Section 1201 of the 1998 Digital Millennium Copyright Act makes it both a crime and a civil offense to tamper with software locks that control access to copyrighted works — more commonly known as "Digital Rights Management" or DRM. As the number of products with software in them has exploded, the manufacturers of these products have figured out that they can force their customers to use their own property in ways that benefit the company's shareholders, not the products' owners — all they have to do is design those products so that using them in other ways requires breaking some DRM.
The conversion of companies' commercial preferences into legally enforceable rights has been especially devastating to the repair sector, a huge slice of the US economy, as much as 4% of GDP, composed mostly of small mom-n-pop storefront operations that create jobs right in local communities, because repair is a local business. No one wants to send their car, or even their phone, to China or India for servicing.
Ironically, China is one of the places were a lot of busted phones get sent, but not so that they can be fixed for their owners. Rather, the manufacturer-imposed limits on repair makes it so uneconomical to fix these devices that they're sold as ewaste, shipped in bulk to China, and refurbished there, creating jobs and value for that economy, taking it away from the US economy, and requiring US residents to waste money replacing devices that could be fixed and put back in their pockets.

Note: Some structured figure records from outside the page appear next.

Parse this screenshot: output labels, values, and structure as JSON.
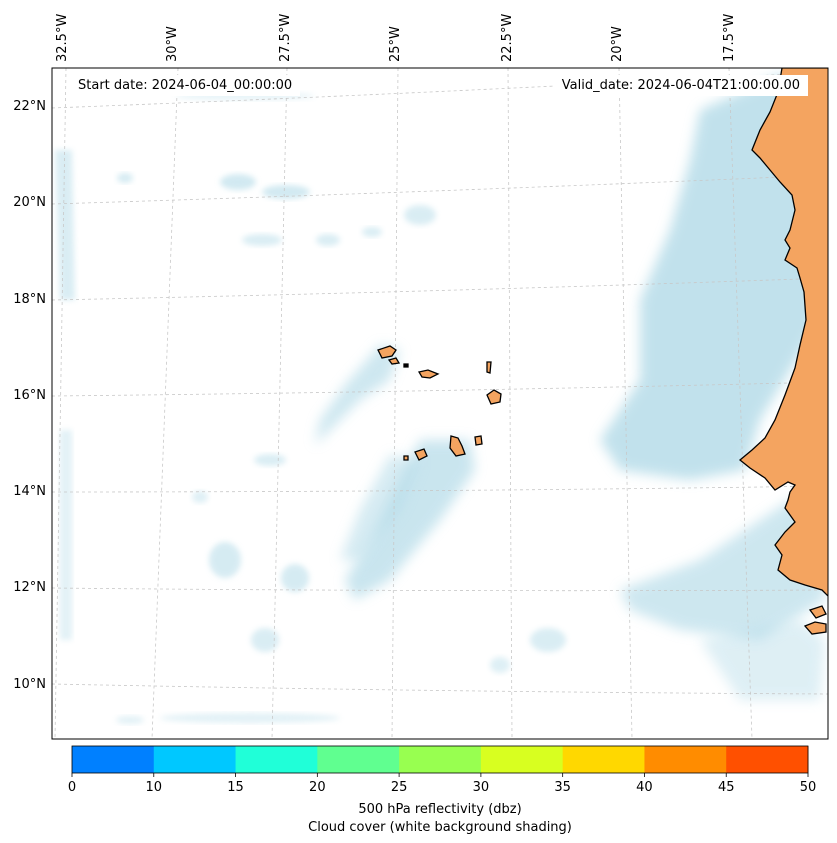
{
  "header": {
    "start_date": "Start date: 2024-06-04_00:00:00",
    "valid_date": "Valid_date: 2024-06-04T21:00:00.00"
  },
  "map": {
    "lon_labels": [
      "32.5°W",
      "30°W",
      "27.5°W",
      "25°W",
      "22.5°W",
      "20°W",
      "17.5°W"
    ],
    "lat_labels": [
      "22°N",
      "20°N",
      "18°N",
      "16°N",
      "14°N",
      "12°N",
      "10°N"
    ],
    "land_color": "#f4a460",
    "cloud_color": "#add8e6",
    "grid": true
  },
  "colorbar": {
    "ticks": [
      "0",
      "10",
      "15",
      "20",
      "25",
      "30",
      "35",
      "40",
      "45",
      "50"
    ],
    "colors": [
      "#0080ff",
      "#00c8ff",
      "#20ffd8",
      "#60ff90",
      "#98ff50",
      "#d8ff20",
      "#ffd800",
      "#ff8c00",
      "#ff5000"
    ],
    "label_line1": "500 hPa reflectivity (dbz)",
    "label_line2": "Cloud cover (white background shading)"
  }
}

Three states are considering "Right to Repair" bills that would override the DMCA's provisions, making it legal to break DRM to effect repairs, ending the bizarre situation where cat litter boxes are given the same copyright protection as the DVD of Sleeping Beauty. Grassroots campaigns in Nebraska, Minnesota, and New York prompted the introduction of these bills and there's more on the way. EFF and the Right to Repair coalition are pushing for national legislation too, in the form of the Unlocking Technology Act.

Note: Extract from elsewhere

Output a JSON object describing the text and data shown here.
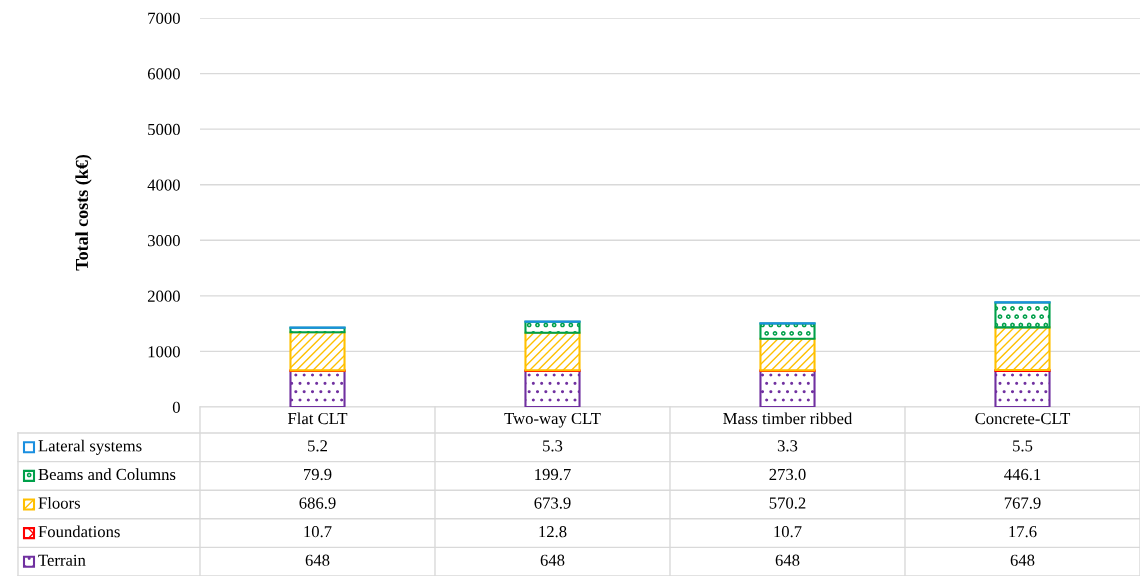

Kyle Wiens, the superman of the repair industry, writes eloquently about the economic and social rationale for the right to repair.
As computers continue to permeate everyday things, the DMCA could impact repair jobs across all industries—not just cars. Imagine a future where your smart fridge turns into a refrigerated brick, because Samsung stops updating it and no one else can repair it. Or Apple says only they should be able to fix your iPhone. Or John Deere says you can't repair your own tractor.
If that sounds far-fetched, it's not. It's already happening. In 2015, I teamed up with the Electronic Frontier Foundation and the Intellectual Property Law Clinic at USC to request a DMCA exemption for farmers who wanted the freedom to repair their own tractors—even if it meant fixing and modifying the software without the manufacturer's permission. John Deere opposed the request, saying farmers didn't own the software in their tractors. Deere argued that farmers only have "an implied license for the life of the vehicle to operate the vehicle."
So much for ownership.
Thankfully, the US Copyright Office ruled with farmers and against Deere. But it's not enough. John Deere just turned around and wrote an End User Licensing Agreement that chips away at an owner's right to repair. Now it's that much harder for anyone one but Deere to repair a tractor or develop diagnostic tools for independent repair shops.